In the same way that I sometimes find myself having to dial down my ‘eccentric Londoner’ act when I sense people are finding it a bit too much, my son now has to learn that the new stuff he is bringing home from school is just as illegal in our Singapore kitchen as it is in our London home. Rude words are just as banned here – they are not just part of the excitement of going to a new school and giggling in a new corner with new friends and it’s not OK to then experiment with the new words on all your other new friends out here, because they will be just as insulted as your friends back home would have been. As will their mothers. Our eccentricities, his and mine, can cut short a coffee morning or a playdate if we are not too careful.
Whatever. There are many levels to what was essentially kind of a minor incident and I tackled the most obvious ones first, those being Internet safety and messaging protocol:
‘Those words you’re writing don’t just flutter about in the air,’ I said, ‘they go into someone’s house, and that person reads them, and that person’s mother reads them and then you are in trouble.’ (‘And then so are you,’ he added, to his credit.)
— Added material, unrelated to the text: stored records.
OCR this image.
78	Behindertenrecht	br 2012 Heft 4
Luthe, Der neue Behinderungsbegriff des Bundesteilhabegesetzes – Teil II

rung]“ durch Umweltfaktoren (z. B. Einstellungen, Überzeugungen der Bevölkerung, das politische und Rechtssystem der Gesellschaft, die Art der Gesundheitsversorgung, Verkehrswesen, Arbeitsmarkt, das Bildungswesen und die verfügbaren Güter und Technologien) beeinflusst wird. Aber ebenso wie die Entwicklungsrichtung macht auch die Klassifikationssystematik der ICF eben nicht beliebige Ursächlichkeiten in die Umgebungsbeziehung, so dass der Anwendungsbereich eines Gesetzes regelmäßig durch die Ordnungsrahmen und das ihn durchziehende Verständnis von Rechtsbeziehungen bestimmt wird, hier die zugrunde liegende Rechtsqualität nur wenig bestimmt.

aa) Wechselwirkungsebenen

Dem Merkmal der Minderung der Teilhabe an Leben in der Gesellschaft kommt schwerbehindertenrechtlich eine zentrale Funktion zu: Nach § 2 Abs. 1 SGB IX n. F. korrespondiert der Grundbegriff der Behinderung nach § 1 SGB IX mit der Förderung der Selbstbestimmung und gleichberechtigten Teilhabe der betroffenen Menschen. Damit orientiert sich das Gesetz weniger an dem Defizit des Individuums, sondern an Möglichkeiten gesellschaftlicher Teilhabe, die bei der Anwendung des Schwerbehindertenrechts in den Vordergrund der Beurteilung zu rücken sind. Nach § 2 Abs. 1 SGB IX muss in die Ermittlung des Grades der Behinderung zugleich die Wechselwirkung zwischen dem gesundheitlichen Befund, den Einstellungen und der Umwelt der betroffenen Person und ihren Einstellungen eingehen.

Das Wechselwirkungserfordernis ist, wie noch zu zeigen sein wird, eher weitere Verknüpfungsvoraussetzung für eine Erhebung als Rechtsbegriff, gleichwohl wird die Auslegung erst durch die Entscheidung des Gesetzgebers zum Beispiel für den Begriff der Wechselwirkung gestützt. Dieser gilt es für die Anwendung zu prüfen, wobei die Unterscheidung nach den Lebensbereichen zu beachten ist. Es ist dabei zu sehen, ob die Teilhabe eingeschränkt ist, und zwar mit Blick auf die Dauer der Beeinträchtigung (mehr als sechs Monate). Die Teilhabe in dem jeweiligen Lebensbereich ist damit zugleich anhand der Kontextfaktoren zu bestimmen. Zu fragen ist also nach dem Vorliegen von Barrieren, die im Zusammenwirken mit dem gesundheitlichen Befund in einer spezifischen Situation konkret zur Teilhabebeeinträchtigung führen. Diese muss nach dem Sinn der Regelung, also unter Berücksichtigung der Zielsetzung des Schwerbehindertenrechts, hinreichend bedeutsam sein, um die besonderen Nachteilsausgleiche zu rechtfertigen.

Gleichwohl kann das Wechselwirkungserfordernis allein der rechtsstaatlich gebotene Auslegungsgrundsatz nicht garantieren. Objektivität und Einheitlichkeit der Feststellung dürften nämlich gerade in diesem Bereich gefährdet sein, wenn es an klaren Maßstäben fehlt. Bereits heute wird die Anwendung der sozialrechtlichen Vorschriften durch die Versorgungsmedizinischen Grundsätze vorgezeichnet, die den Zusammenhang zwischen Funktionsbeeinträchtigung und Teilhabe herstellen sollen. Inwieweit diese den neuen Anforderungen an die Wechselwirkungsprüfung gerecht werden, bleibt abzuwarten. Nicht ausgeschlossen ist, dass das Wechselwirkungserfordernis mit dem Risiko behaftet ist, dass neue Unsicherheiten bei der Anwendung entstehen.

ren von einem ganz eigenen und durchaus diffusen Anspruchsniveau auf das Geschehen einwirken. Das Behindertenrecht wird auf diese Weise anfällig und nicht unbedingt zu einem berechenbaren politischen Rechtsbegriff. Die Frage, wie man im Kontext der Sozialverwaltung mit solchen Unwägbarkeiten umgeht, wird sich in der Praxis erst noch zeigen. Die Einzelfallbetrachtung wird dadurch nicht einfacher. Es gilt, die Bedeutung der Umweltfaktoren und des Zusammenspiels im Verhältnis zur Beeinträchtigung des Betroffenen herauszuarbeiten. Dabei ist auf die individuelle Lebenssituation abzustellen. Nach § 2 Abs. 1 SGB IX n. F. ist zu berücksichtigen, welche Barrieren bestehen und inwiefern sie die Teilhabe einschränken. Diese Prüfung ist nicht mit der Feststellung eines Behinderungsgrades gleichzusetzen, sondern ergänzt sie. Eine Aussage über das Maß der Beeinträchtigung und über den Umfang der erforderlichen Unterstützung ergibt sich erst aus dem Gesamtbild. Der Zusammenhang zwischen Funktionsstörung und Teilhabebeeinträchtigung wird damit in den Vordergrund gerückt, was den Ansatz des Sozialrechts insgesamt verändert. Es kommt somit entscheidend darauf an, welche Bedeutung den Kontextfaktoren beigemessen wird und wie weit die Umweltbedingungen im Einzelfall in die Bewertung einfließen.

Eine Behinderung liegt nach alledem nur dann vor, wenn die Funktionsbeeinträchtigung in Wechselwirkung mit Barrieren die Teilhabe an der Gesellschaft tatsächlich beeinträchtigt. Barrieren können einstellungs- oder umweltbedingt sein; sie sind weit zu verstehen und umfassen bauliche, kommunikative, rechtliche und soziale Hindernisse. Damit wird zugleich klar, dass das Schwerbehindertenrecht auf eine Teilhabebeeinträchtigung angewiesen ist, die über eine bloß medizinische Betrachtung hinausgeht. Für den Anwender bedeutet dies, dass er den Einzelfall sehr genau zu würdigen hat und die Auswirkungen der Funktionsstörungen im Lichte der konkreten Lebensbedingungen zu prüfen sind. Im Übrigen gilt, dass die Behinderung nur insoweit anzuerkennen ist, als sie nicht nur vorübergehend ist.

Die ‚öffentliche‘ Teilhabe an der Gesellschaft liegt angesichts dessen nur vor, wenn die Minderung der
Learning about swear words might not be any better at home but I do wish, a little bit, that we hadn’t quite reached this stage yet, because not only is he dealing with a life away from the norm but if he was swotting for all those ‘Inappropriate Language’ exams back in the UK at least he’d be doing it amongst people who know him and have a bit of history to go on, who can make the distinction between the new kid with the foul mouth and the small child with the exemplary social record.
We both have our mouths shut for now but I do see this ‘communication’ theme as one that is bound to crop up again…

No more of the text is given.